To highlight which parts of the text were detected as PII, click on the icon next to the PII metric value. The type of PII detected along with the model’s confidence will be shown on the input or output text.
PII Categories Detected
The current model detects the following precisely defined categories:
Account Information: Bank account numbers, Bank Identification Code (BIC) and International Bank Account Number (IBAN).
Address: A physical address. Must contain at least a street name and number, and may contain extra elements such as city, zip code, state, etc.
Credit Card: Credit card number (can be full or last 4 digits), Card Verification Value (CVV) and expiration date.
Date of Birth: This represents the day, month and year a person was born. The context should make it clear that it’s someone’s birthdate.
Email: An email address.
Name: A person’s full name.
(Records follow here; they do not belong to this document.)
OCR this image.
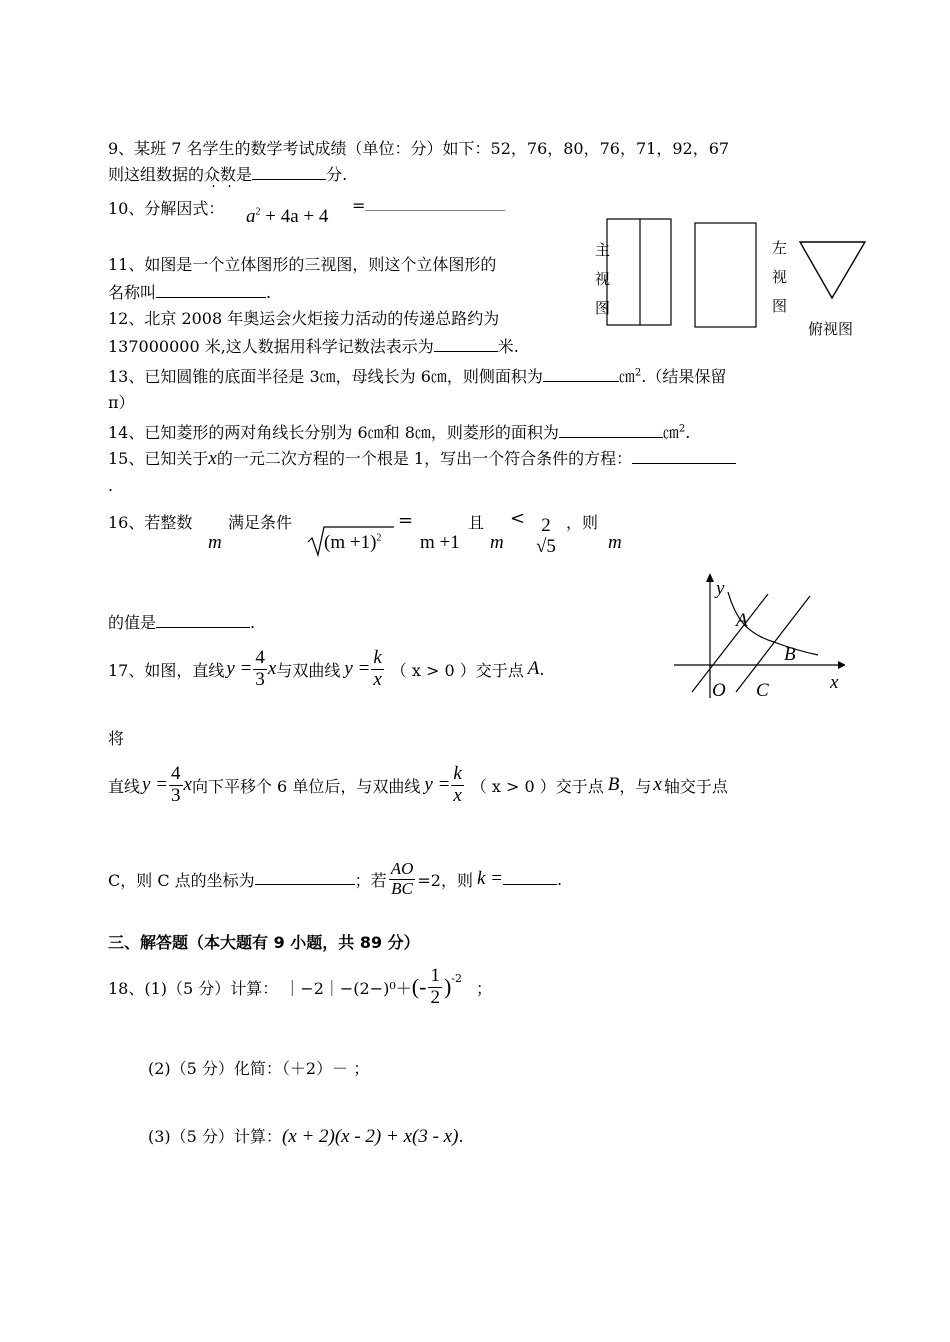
9、某班 7 名学生的数学考试成绩（单位：分）如下：52，76，80，76，71，92，67
则这组数据的众数是	分.
10、分解因式： $a^2 + 4a + 4$
=
11、如图是一个立体图形的三视图，则这个立体图形的
名称叫	.	主视图	左视图
俯视图
12、北京 2008 年奥运会火炬接力活动的传递总路约为
137000000 米,这人数据用科学记数法表示为	米.
13、已知圆锥的底面半径是 3㎝，母线长为 6㎝，则侧面积为	㎝$^2$.（结果保留
π）
14、已知菱形的两对角线长分别为 6㎝和 8㎝，则菱形的面积为	㎝$^2$.
15、已知关于x的一元二次方程的一个根是 1，写出一个符合条件的方程：
.
16、若整数
m
满足条件
$(m +1)^2$
=
m +1
且
m
< 2
√5
，则
m
的值是	.
y
x
A
B
O C
17、如图，直线 $y = \frac{4}{3}$ x 与双曲线 $y = \frac{k}{x}$ （ x > 0 ）交于点 A .
将
直线 $y = \frac{4}{3}$ x 向下平移个 6 单位后，与双曲线 $y = \frac{k}{x}$ （ x > 0 ）交于点 B ，与 x 轴交于点
C，则 C 点的坐标为	；若 $\frac{AO}{BC} =2$，则 k =	.
三、解答题（本大题有 9 小题，共 89 分）
18、(1)（5 分）计算： ｜−2｜−(2−)⁰＋ (- $\frac{1}{2} )^{-2}$
；
(2)（5 分）化简：（＋2）－ ；
(3)（5 分）计算：(x + 2)(x - 2) + x(3 - x).
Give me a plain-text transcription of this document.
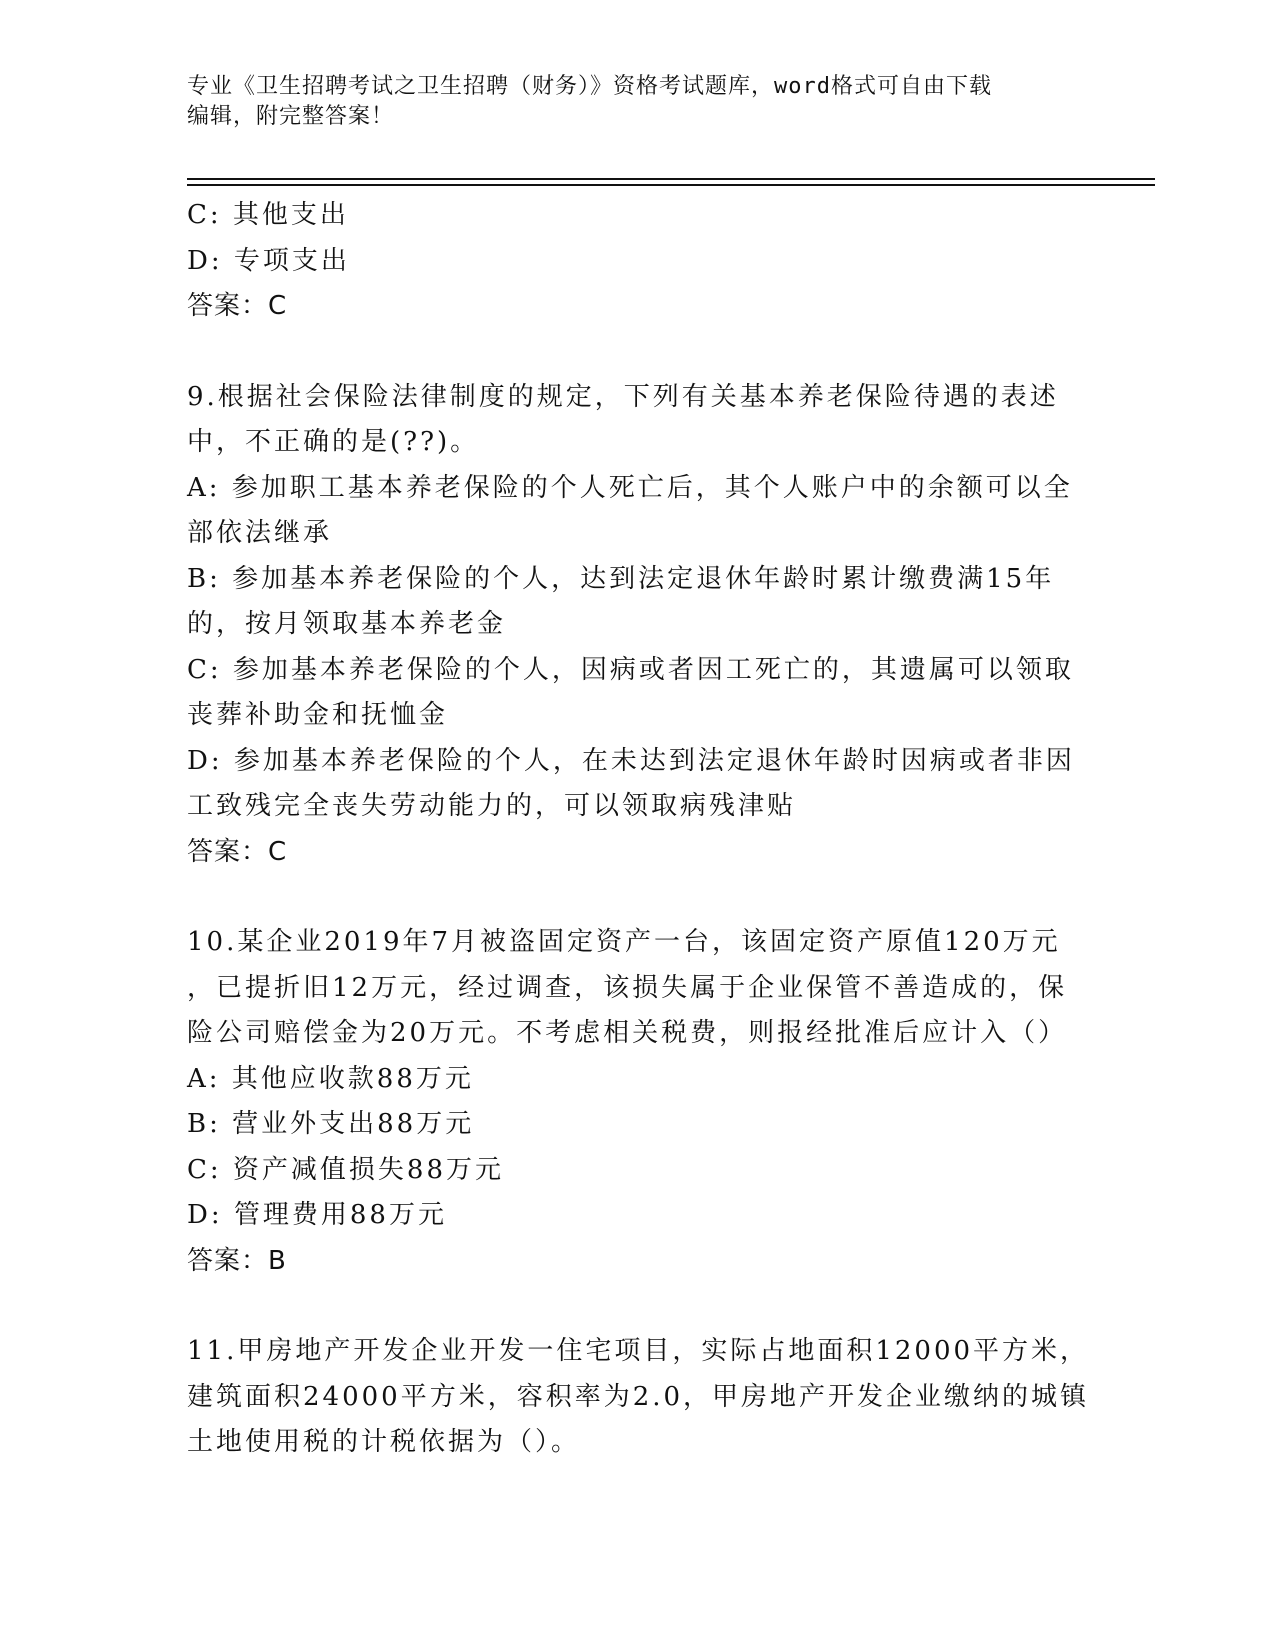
专业《卫生招聘考试之卫生招聘（财务）》资格考试题库，word格式可自由下载
编辑，附完整答案！
C: 其他支出
D: 专项支出
答案：C
9.根据社会保险法律制度的规定，下列有关基本养老保险待遇的表述
中，不正确的是(??)。
A: 参加职工基本养老保险的个人死亡后，其个人账户中的余额可以全
部依法继承
B: 参加基本养老保险的个人，达到法定退休年龄时累计缴费满15年
的，按月领取基本养老金
C: 参加基本养老保险的个人，因病或者因工死亡的，其遗属可以领取
丧葬补助金和抚恤金
D: 参加基本养老保险的个人，在未达到法定退休年龄时因病或者非因
工致残完全丧失劳动能力的，可以领取病残津贴
答案：C
10.某企业2019年7月被盗固定资产一台，该固定资产原值120万元
，已提折旧12万元，经过调查，该损失属于企业保管不善造成的，保
险公司赔偿金为20万元。不考虑相关税费，则报经批准后应计入（）
A: 其他应收款88万元
B: 营业外支出88万元
C: 资产减值损失88万元
D: 管理费用88万元
答案：B
11.甲房地产开发企业开发一住宅项目，实际占地面积12000平方米，
建筑面积24000平方米，容积率为2.0，甲房地产开发企业缴纳的城镇
土地使用税的计税依据为（）。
It must consist of at least a first and last name to be considered PII.
Network Information: IPv4, IPv6 and MAC addresses.
Password: A password.
Phone Number: A phone number.
Social Security Number (SSN): A US Social Security Number.
Username: A username.
Optimizing Your AI System
Addressing PII in Your System
When PII is detected in your system, consider these approaches:
Implement data redaction: Automatically mask or remove PII before processing or storing data.
Create PII handling policies: Develop clear guidelines for how different types of PII should be processed.
Set up user consent flows: Ensure users understand when and how their PII might be used.
Establish data retention policies: Define how long different types of PII should be stored.
Best Practices
Real-time PII Detection
Implement PII detection as part of your input validation pipeline to catch sensitive information before processing.
Data Minimization
Only collect and process the minimum amount of PII necessary for your application’s functionality.
Secure Storage
When PII must be stored, ensure it’s properly encrypted and access is strictly controlled.
Regular Audits
Periodically review your system for unintended PII exposure or collection.
Automatically identify PII occurrences in any part of the workflow (user input, chains, model output, etc), and respond accordingly by implementing guardrails or other preventative measures. This helps ensure compliance with privacy regulations like GDPR, CCPA, and others.